С того времени, как половина двуспальной кровати опустела, забирая с собой мелочи, которые, казалось, так прочно приютились в небольшой квартирке, всё стало настолько пусто, что Чимин, возвращаясь с работы, проезжал три лишних круга, чтобы только не возвращаться к этой пустоте. Оставаясь в тёплом салоне автомобиля, заглушив двигатель, юноша мог ещё долгое время прижиматься лбом в стремительно замерзающие руки, что замком были сцеплены на руле. Всё казалось лишённым красок, ароматов, звуков, что только сильнее раздражало собой, даже больше, чем отсутствие чужого тепла под боком, когда это было так необходимо.
С каждым днём Чимин терял себя всё больше, с трудом узнавая собственное лицо в отражении зеркала, забрызганного точками мятной пасты. Абсолютное равнодушие поселились в каждом уголке квартиры, впитываясь в измученное юное сердце. Впервые в жизни Пак почувствовал то обволакивающие безразличие, не замечая, и впившуюся под кожу острую колючку от излюбленного кактуса. Сколько бы дверной звонок ни заливался мелодией от слишком настырного Кима, сколько бы тот не обрывал омежий телефон, пытаясь достучаться, сколько бы не встречал после работы, всё казалось ничтожным по сравнению с потухшими глазами, что некогда имели цвет цветочного мёда.
Как бы Пак Чимин ни кричал на весь мир, чтобы ни единый палец не касался его, ни единое слово не было направлено на него, ни один взгляд не смотрел с сожалением, юноша до одури хотел оказаться тем самым летним днём, когда розы в саду Кима были настолько прекрасными. Чимин не узнавал себя, как и то, что осталось от альфы, кто так громко кричал о своей любви.
Поставив коробку на крышу машины, юноша принялся стаскивать рюкзак, чтобы отыскать ключи с целой гроздью разнообразных брелоков, один из которых был в форме маленькой жёлтой собачки и был первым неловким подарком, который Чон вручил в один промозглый праздник влюблённых. Чимин любил подобные мелочи, и, как ни странно, Чонгук разделял это с ним.
– Пак!
Чимин оторвавшись от копошения в рюкзаке, резко поднял голову, от чего лохматая светлая чёлка упала на глаза, мешая увидеть источник звука.
– Чимин, подожди!
Ах да.
– Джунни, – улыбнувшись уголками губ, юноша поспешил запихнуть коробку на задние сидение, помахав подходившему альфе связкой ключей. Джунни был альфой, умным, неловким и от этого чертовски очаровательным.
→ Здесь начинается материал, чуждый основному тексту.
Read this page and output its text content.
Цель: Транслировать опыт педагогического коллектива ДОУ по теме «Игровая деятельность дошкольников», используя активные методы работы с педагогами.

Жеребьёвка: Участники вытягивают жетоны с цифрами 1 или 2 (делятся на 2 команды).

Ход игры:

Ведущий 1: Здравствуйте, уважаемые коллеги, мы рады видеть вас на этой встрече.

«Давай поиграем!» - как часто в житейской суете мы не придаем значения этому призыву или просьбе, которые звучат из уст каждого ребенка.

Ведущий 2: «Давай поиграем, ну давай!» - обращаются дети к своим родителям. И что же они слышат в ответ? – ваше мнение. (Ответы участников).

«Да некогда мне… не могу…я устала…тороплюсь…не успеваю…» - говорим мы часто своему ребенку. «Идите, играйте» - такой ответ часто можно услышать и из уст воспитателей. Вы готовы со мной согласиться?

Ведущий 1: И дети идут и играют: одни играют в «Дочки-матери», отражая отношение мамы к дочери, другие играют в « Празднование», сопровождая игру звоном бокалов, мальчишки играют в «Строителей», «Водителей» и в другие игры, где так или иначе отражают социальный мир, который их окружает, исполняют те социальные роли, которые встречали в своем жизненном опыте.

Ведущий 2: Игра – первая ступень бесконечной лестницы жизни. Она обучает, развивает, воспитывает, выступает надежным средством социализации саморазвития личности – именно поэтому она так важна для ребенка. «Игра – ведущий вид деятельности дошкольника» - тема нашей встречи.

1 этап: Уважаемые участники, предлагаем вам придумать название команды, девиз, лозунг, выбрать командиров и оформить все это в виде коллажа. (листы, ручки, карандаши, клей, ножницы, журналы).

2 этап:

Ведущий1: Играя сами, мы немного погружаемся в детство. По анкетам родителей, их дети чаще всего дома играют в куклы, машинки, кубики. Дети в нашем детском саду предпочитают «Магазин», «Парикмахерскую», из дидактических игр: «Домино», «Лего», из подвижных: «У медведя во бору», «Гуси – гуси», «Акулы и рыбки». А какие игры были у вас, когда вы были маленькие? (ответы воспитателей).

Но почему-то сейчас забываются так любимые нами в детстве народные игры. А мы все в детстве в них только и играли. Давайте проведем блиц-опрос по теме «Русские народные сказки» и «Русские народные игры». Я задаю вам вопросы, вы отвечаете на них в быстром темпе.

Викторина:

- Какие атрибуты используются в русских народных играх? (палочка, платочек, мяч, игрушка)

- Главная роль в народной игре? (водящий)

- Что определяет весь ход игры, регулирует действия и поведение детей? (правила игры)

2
Только его сердце было так же разбито вдребезги, и юный омега мог увидеть знакомую боль на дне узкого зрачка.
– Ты уже уезжаешь? – запыхавшись от стремительно бега спросил мужчина, на секунду упёршись руками в колени. – Фух.
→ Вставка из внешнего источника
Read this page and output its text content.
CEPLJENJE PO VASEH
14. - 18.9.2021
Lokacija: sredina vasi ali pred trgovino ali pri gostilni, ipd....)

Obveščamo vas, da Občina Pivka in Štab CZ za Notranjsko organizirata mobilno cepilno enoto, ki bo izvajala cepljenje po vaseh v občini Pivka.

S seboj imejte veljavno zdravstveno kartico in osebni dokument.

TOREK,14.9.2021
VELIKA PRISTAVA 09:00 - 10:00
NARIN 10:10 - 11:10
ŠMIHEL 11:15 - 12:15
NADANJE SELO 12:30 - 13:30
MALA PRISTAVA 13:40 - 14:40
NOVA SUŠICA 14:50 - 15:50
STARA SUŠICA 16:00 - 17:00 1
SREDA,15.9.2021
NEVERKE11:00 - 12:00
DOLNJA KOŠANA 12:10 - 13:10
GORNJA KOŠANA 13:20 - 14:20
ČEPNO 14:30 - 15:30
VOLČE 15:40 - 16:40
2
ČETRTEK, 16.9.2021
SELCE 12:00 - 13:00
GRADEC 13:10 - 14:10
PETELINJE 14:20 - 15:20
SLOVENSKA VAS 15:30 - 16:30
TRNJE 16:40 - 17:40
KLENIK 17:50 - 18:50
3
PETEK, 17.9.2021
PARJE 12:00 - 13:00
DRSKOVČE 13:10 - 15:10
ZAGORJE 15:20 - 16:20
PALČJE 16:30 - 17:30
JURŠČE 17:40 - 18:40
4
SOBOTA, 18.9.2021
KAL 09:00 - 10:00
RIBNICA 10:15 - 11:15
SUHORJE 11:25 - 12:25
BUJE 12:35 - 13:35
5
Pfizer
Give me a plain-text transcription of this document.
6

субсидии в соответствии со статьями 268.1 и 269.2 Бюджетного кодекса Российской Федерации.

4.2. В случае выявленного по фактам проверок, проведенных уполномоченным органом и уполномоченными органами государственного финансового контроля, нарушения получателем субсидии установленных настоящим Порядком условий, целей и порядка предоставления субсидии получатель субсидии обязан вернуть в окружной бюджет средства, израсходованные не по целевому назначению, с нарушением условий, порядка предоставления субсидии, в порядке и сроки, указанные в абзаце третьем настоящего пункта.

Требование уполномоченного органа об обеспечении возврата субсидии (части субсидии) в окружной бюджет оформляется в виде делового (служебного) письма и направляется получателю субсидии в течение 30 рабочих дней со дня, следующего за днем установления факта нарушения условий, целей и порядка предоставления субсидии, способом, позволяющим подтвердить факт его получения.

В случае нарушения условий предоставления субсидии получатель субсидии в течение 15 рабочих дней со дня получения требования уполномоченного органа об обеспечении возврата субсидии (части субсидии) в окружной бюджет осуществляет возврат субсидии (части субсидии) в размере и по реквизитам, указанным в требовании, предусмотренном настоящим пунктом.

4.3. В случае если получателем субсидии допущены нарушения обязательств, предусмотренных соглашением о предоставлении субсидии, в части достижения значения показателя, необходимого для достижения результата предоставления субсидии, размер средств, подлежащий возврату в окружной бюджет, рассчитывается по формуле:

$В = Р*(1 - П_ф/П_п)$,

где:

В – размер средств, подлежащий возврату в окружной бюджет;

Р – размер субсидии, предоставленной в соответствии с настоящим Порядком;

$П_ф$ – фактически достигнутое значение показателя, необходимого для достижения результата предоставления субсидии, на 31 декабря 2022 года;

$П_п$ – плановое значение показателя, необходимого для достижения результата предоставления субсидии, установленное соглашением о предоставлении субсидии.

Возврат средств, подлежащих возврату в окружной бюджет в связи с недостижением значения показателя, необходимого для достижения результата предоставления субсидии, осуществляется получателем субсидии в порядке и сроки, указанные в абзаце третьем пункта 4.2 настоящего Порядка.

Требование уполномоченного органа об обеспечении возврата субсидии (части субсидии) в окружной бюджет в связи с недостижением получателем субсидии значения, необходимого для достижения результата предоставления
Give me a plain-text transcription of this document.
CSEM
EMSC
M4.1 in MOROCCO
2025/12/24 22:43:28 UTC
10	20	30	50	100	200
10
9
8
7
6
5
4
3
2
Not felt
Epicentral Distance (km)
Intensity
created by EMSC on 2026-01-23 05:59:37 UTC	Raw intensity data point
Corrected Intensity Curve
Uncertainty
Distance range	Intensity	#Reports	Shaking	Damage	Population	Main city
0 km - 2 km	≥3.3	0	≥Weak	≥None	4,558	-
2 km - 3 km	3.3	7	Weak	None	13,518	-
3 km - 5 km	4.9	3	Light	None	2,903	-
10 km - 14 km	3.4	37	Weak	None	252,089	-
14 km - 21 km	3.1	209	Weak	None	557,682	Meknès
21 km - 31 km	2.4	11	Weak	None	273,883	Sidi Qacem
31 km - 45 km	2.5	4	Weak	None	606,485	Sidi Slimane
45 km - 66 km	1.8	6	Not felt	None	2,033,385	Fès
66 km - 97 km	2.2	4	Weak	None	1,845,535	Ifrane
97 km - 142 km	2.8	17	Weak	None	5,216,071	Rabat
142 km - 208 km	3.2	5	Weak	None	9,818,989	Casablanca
– Аккуратней, – светловолосый омега мягко рассмеялся, наблюдая за такой картиной, и приглашающе указал на машину, – и садись, не зря же ты так торопился.
– Я торопился схватить тебя за шкирку, коробки в твоих руках просто непозволительны. Оставляешь меня в безумном хаосе? Одного?
– Ты же выполнил свой заказ в этой фирме, разве ты теперь не свободнее вольной птицы?
– Ну допустим, – не дав ответить другу, Джун уже хлопал дверью машины, закрывая ту изнутри, на что юноша только издал смешок.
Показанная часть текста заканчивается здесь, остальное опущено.